Re: Class Inheritance vs Interface Inheritance
"John" <john@microsoft.discussions.com> wrote in message
news:O2XXYi#ZJHA.4480@TK2MSFTNGP06.phx.gbl...
Hi Alex/Ben,
I am going through design patterns book by GoF. I asked about regular
C++ inheritance only.
With the caveat that you must explicitly define your interface if you
want interface inheritance, there is no way to re-implement the interface
of a concrete class without inheriting the implementation as well
I think, we can achieve this with Pure Virtual functions. If answer
No, please provide the details how to do it.

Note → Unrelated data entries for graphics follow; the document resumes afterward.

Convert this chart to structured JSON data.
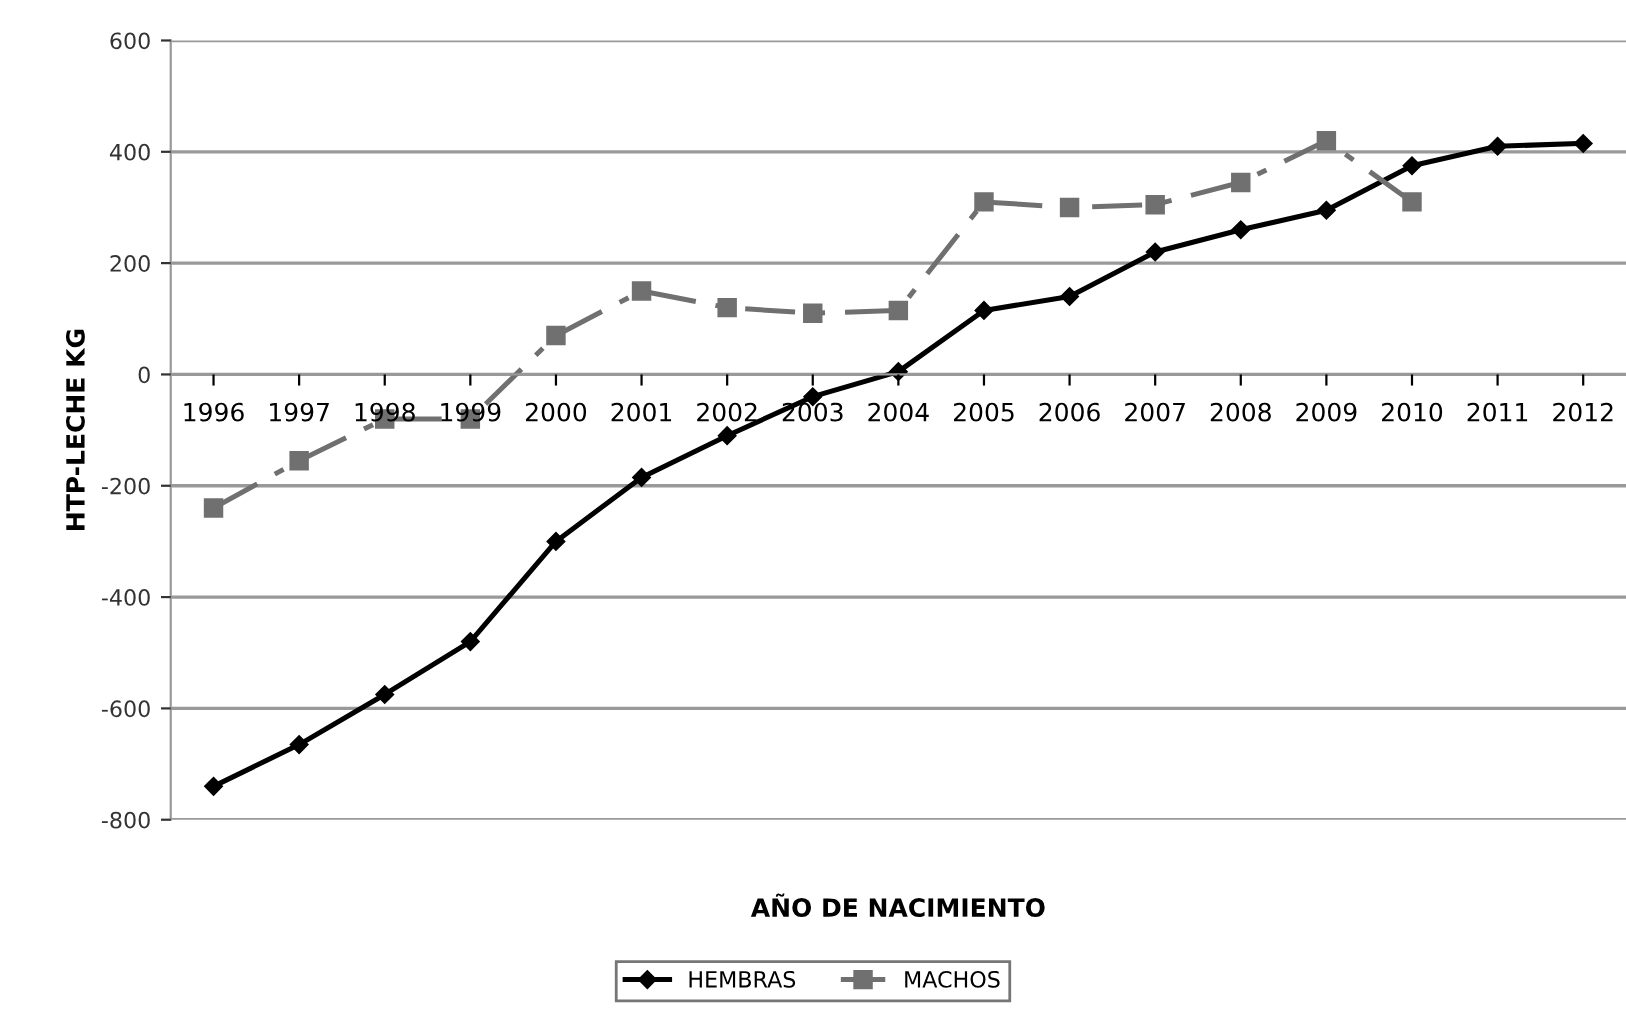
{
  "chart_data": {
    "type": "line",
    "xlabel": "AÑO DE NACIMIENTO",
    "ylabel": "HTP-LECHE KG",
    "categories": [
      "1996",
      "1997",
      "1998",
      "1999",
      "2000",
      "2001",
      "2002",
      "2003",
      "2004",
      "2005",
      "2006",
      "2007",
      "2008",
      "2009",
      "2010",
      "2011",
      "2012"
    ],
    "series": [
      {
        "name": "HEMBRAS",
        "color": "#000000",
        "marker": "diamond",
        "line_style": "solid",
        "values": [
          -740,
          -665,
          -575,
          -480,
          -300,
          -185,
          -110,
          -40,
          5,
          115,
          140,
          220,
          260,
          295,
          375,
          410,
          415
        ]
      },
      {
        "name": "MACHOS",
        "color": "#707070",
        "marker": "square",
        "line_style": "dashdot",
        "values": [
          -240,
          -155,
          -80,
          -80,
          70,
          150,
          120,
          110,
          115,
          310,
          300,
          305,
          345,
          420,
          310,
          null,
          null
        ]
      }
    ],
    "ylim": [
      -800,
      600
    ],
    "yticks": [
      -800,
      -600,
      -400,
      -200,
      0,
      200,
      400,
      600
    ],
    "grid": "y",
    "legend": "bottom"
  }
}
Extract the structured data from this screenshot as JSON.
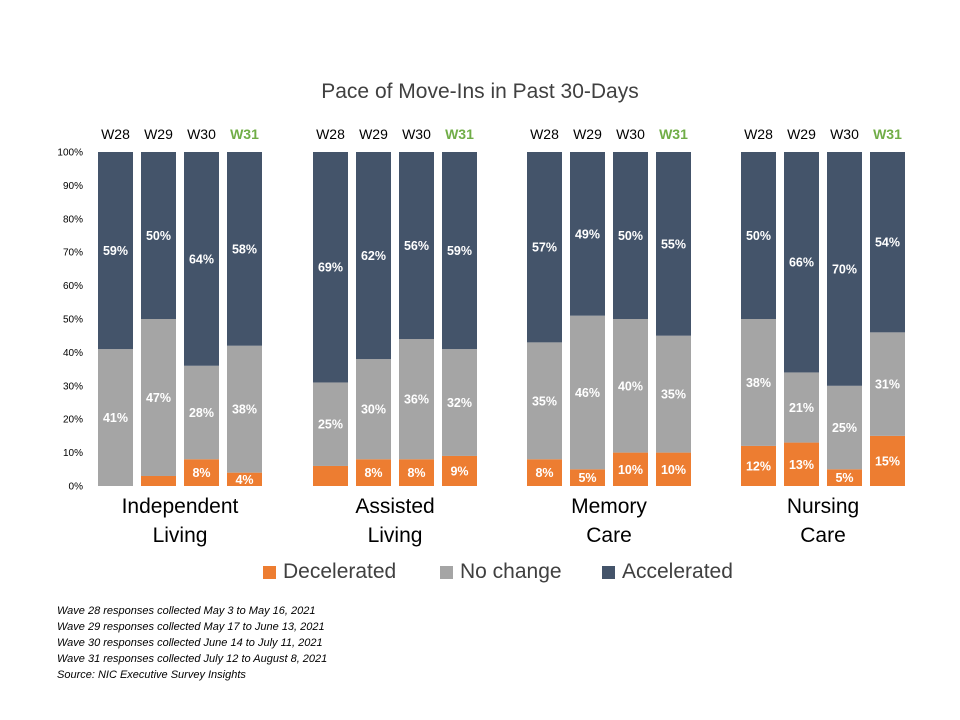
{
  "chart_data": {
    "type": "bar",
    "stacked": true,
    "percent_stacked": true,
    "title": "Pace of Move-Ins in Past 30-Days",
    "y_ticks": [
      "0%",
      "10%",
      "20%",
      "30%",
      "40%",
      "50%",
      "60%",
      "70%",
      "80%",
      "90%",
      "100%"
    ],
    "ylim": [
      0,
      100
    ],
    "highlight_wave": "W31",
    "highlight_color": "#70AD47",
    "groups": [
      {
        "label_lines": [
          "Independent",
          "Living"
        ],
        "waves": [
          "W28",
          "W29",
          "W30",
          "W31"
        ],
        "decelerated": [
          0,
          3,
          8,
          4
        ],
        "no_change": [
          41,
          47,
          28,
          38
        ],
        "accelerated": [
          59,
          50,
          64,
          58
        ],
        "labels": {
          "decelerated": [
            "",
            "",
            "8%",
            "4%"
          ],
          "no_change": [
            "41%",
            "47%",
            "28%",
            "38%"
          ],
          "accelerated": [
            "59%",
            "50%",
            "64%",
            "58%"
          ]
        }
      },
      {
        "label_lines": [
          "Assisted",
          "Living"
        ],
        "waves": [
          "W28",
          "W29",
          "W30",
          "W31"
        ],
        "decelerated": [
          6,
          8,
          8,
          9
        ],
        "no_change": [
          25,
          30,
          36,
          32
        ],
        "accelerated": [
          69,
          62,
          56,
          59
        ],
        "labels": {
          "decelerated": [
            "",
            "8%",
            "8%",
            "9%"
          ],
          "no_change": [
            "25%",
            "30%",
            "36%",
            "32%"
          ],
          "accelerated": [
            "69%",
            "62%",
            "56%",
            "59%"
          ]
        }
      },
      {
        "label_lines": [
          "Memory",
          "Care"
        ],
        "waves": [
          "W28",
          "W29",
          "W30",
          "W31"
        ],
        "decelerated": [
          8,
          5,
          10,
          10
        ],
        "no_change": [
          35,
          46,
          40,
          35
        ],
        "accelerated": [
          57,
          49,
          50,
          55
        ],
        "labels": {
          "decelerated": [
            "8%",
            "5%",
            "10%",
            "10%"
          ],
          "no_change": [
            "35%",
            "46%",
            "40%",
            "35%"
          ],
          "accelerated": [
            "57%",
            "49%",
            "50%",
            "55%"
          ]
        }
      },
      {
        "label_lines": [
          "Nursing",
          "Care"
        ],
        "waves": [
          "W28",
          "W29",
          "W30",
          "W31"
        ],
        "decelerated": [
          12,
          13,
          5,
          15
        ],
        "no_change": [
          38,
          21,
          25,
          31
        ],
        "accelerated": [
          50,
          66,
          70,
          54
        ],
        "labels": {
          "decelerated": [
            "12%",
            "13%",
            "5%",
            "15%"
          ],
          "no_change": [
            "38%",
            "21%",
            "25%",
            "31%"
          ],
          "accelerated": [
            "50%",
            "66%",
            "70%",
            "54%"
          ]
        }
      }
    ],
    "series": [
      {
        "name": "Decelerated",
        "key": "decelerated",
        "color": "#ED7D31"
      },
      {
        "name": "No change",
        "key": "no_change",
        "color": "#A5A5A5"
      },
      {
        "name": "Accelerated",
        "key": "accelerated",
        "color": "#44546A"
      }
    ],
    "legend_position": "bottom"
  },
  "notes": [
    "Wave 28 responses collected May 3 to May 16, 2021",
    "Wave 29 responses collected May 17 to June 13, 2021",
    "Wave 30 responses collected June 14 to July 11, 2021",
    "Wave 31 responses collected July 12 to August 8, 2021",
    "Source: NIC Executive Survey Insights"
  ]
}
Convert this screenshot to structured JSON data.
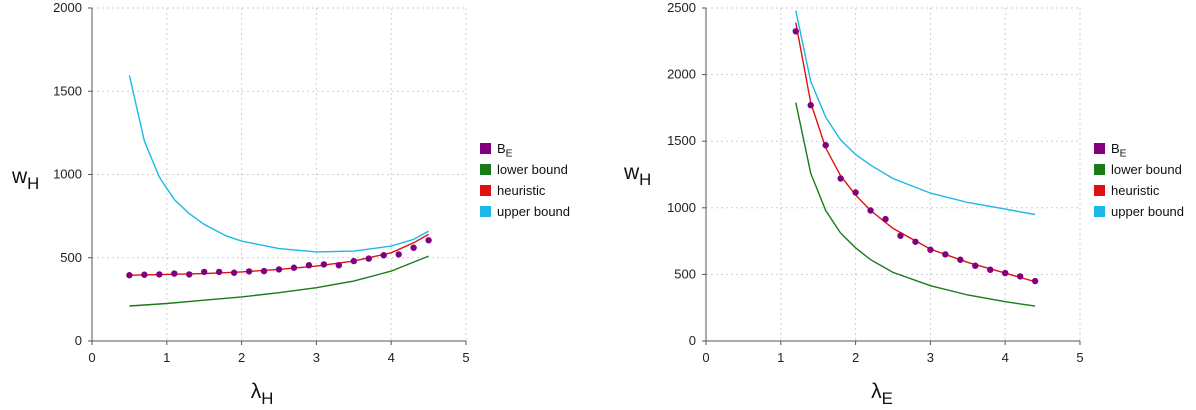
{
  "chart_data": [
    {
      "type": "line",
      "title": "",
      "xlabel": "λ",
      "xlabel_sub": "H",
      "ylabel": "w",
      "ylabel_sub": "H",
      "xlim": [
        0,
        5
      ],
      "ylim": [
        0,
        2000
      ],
      "xticks": [
        "0",
        "1",
        "2",
        "3",
        "4",
        "5"
      ],
      "yticks": [
        "0",
        "500",
        "1000",
        "1500",
        "2000"
      ],
      "grid": true,
      "legend_position": "right",
      "series": [
        {
          "name": "B",
          "name_sub": "E",
          "kind": "scatter",
          "color": "#800080",
          "x": [
            0.5,
            0.7,
            0.9,
            1.1,
            1.3,
            1.5,
            1.7,
            1.9,
            2.1,
            2.3,
            2.5,
            2.7,
            2.9,
            3.1,
            3.3,
            3.5,
            3.7,
            3.9,
            4.1,
            4.3,
            4.5
          ],
          "y": [
            395,
            398,
            400,
            405,
            400,
            415,
            415,
            410,
            418,
            420,
            430,
            440,
            455,
            460,
            455,
            480,
            495,
            515,
            520,
            560,
            605
          ]
        },
        {
          "name": "lower bound",
          "kind": "line",
          "color": "#1a7a1a",
          "x": [
            0.5,
            1.0,
            1.5,
            2.0,
            2.5,
            3.0,
            3.5,
            4.0,
            4.5
          ],
          "y": [
            210,
            225,
            245,
            265,
            290,
            320,
            360,
            420,
            510
          ]
        },
        {
          "name": "heuristic",
          "kind": "line",
          "color": "#e01010",
          "x": [
            0.5,
            1.0,
            1.5,
            2.0,
            2.5,
            3.0,
            3.5,
            4.0,
            4.3,
            4.5
          ],
          "y": [
            395,
            400,
            405,
            415,
            430,
            450,
            480,
            530,
            590,
            640
          ]
        },
        {
          "name": "upper bound",
          "kind": "line",
          "color": "#1bb8e8",
          "x": [
            0.5,
            0.7,
            0.9,
            1.1,
            1.3,
            1.5,
            1.8,
            2.0,
            2.5,
            3.0,
            3.5,
            4.0,
            4.3,
            4.5
          ],
          "y": [
            1595,
            1200,
            985,
            850,
            765,
            700,
            630,
            600,
            555,
            535,
            540,
            570,
            610,
            660
          ]
        }
      ]
    },
    {
      "type": "line",
      "title": "",
      "xlabel": "λ",
      "xlabel_sub": "E",
      "ylabel": "w",
      "ylabel_sub": "H",
      "xlim": [
        0,
        5
      ],
      "ylim": [
        0,
        2500
      ],
      "xticks": [
        "0",
        "1",
        "2",
        "3",
        "4",
        "5"
      ],
      "yticks": [
        "0",
        "500",
        "1000",
        "1500",
        "2000",
        "2500"
      ],
      "grid": true,
      "legend_position": "right",
      "series": [
        {
          "name": "B",
          "name_sub": "E",
          "kind": "scatter",
          "color": "#800080",
          "x": [
            1.2,
            1.4,
            1.6,
            1.8,
            2.0,
            2.2,
            2.4,
            2.6,
            2.8,
            3.0,
            3.2,
            3.4,
            3.6,
            3.8,
            4.0,
            4.2,
            4.4
          ],
          "y": [
            2325,
            1770,
            1470,
            1220,
            1115,
            980,
            915,
            790,
            745,
            685,
            650,
            610,
            565,
            535,
            510,
            485,
            450
          ]
        },
        {
          "name": "lower bound",
          "kind": "line",
          "color": "#1a7a1a",
          "x": [
            1.2,
            1.4,
            1.6,
            1.8,
            2.0,
            2.2,
            2.5,
            3.0,
            3.5,
            4.0,
            4.4
          ],
          "y": [
            1790,
            1260,
            980,
            810,
            700,
            610,
            515,
            415,
            345,
            295,
            262
          ]
        },
        {
          "name": "heuristic",
          "kind": "line",
          "color": "#e01010",
          "x": [
            1.2,
            1.4,
            1.6,
            1.8,
            2.0,
            2.2,
            2.5,
            3.0,
            3.5,
            4.0,
            4.4
          ],
          "y": [
            2390,
            1790,
            1450,
            1240,
            1095,
            980,
            845,
            690,
            590,
            510,
            445
          ]
        },
        {
          "name": "upper bound",
          "kind": "line",
          "color": "#1bb8e8",
          "x": [
            1.2,
            1.4,
            1.6,
            1.8,
            2.0,
            2.2,
            2.5,
            3.0,
            3.5,
            4.0,
            4.4
          ],
          "y": [
            2480,
            1950,
            1680,
            1510,
            1400,
            1320,
            1220,
            1110,
            1040,
            990,
            950
          ]
        }
      ]
    }
  ]
}
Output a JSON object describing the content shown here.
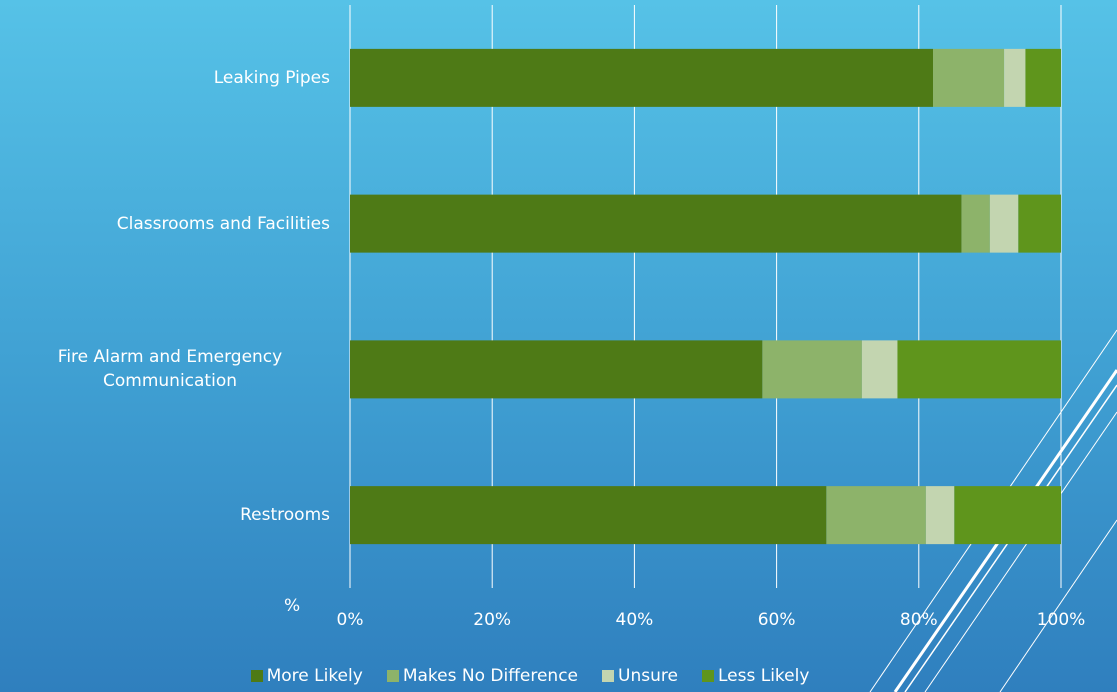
{
  "chart_data": {
    "type": "stacked_barh",
    "categories": [
      "Leaking Pipes",
      "Classrooms and Facilities",
      "Fire Alarm and Emergency Communication",
      "Restrooms"
    ],
    "series": [
      {
        "name": "More Likely",
        "color": "#4e7a16",
        "values": [
          82,
          86,
          58,
          67
        ]
      },
      {
        "name": "Makes No Difference",
        "color": "#8db36a",
        "values": [
          10,
          4,
          14,
          14
        ]
      },
      {
        "name": "Unsure",
        "color": "#c3d5b0",
        "values": [
          3,
          4,
          5,
          4
        ]
      },
      {
        "name": "Less Likely",
        "color": "#5f951c",
        "values": [
          5,
          6,
          23,
          15
        ]
      }
    ],
    "xlim": [
      0,
      100
    ],
    "xticks": [
      {
        "value": 0,
        "label": "0%"
      },
      {
        "value": 20,
        "label": "20%"
      },
      {
        "value": 40,
        "label": "40%"
      },
      {
        "value": 60,
        "label": "60%"
      },
      {
        "value": 80,
        "label": "80%"
      },
      {
        "value": 100,
        "label": "100%"
      }
    ],
    "grid": true,
    "legend": "bottom",
    "annotation": "%"
  }
}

In C++, you always get whatever behavior the base class had. Pure virtual
functions have no implementation, so then you have interface implementation
in effect.
Some languages let you request to inherit only the interface even when the
base class does have behavior defined. C++ does not, so you need an extra
class, having only interface, to inherit from.
Thanks,
John.
"Alex Blekhman" <tkfx.REMOVE@yahoo.com> wrote in message
news:%23ctnR16ZJHA.5676@TK2MSFTNGP03.phx.gbl...
"Ben Voigt [C++ MVP]" wrote:
With the caveat that you must explicitly define your interface if you
want interface inheritance, there is no way to re-implement the
interface of a concrete class without inheriting the implementation as
well (unlike VB6 for example which always does interface inheritance and
is incapable of inheriting behavior).
Either I'm too slow or too tired or both, but the original question
sounds quite vague to me. I am not sure what exactly John tries to ask.
Is it about regular C++ inheritance or some other kind of inheritance?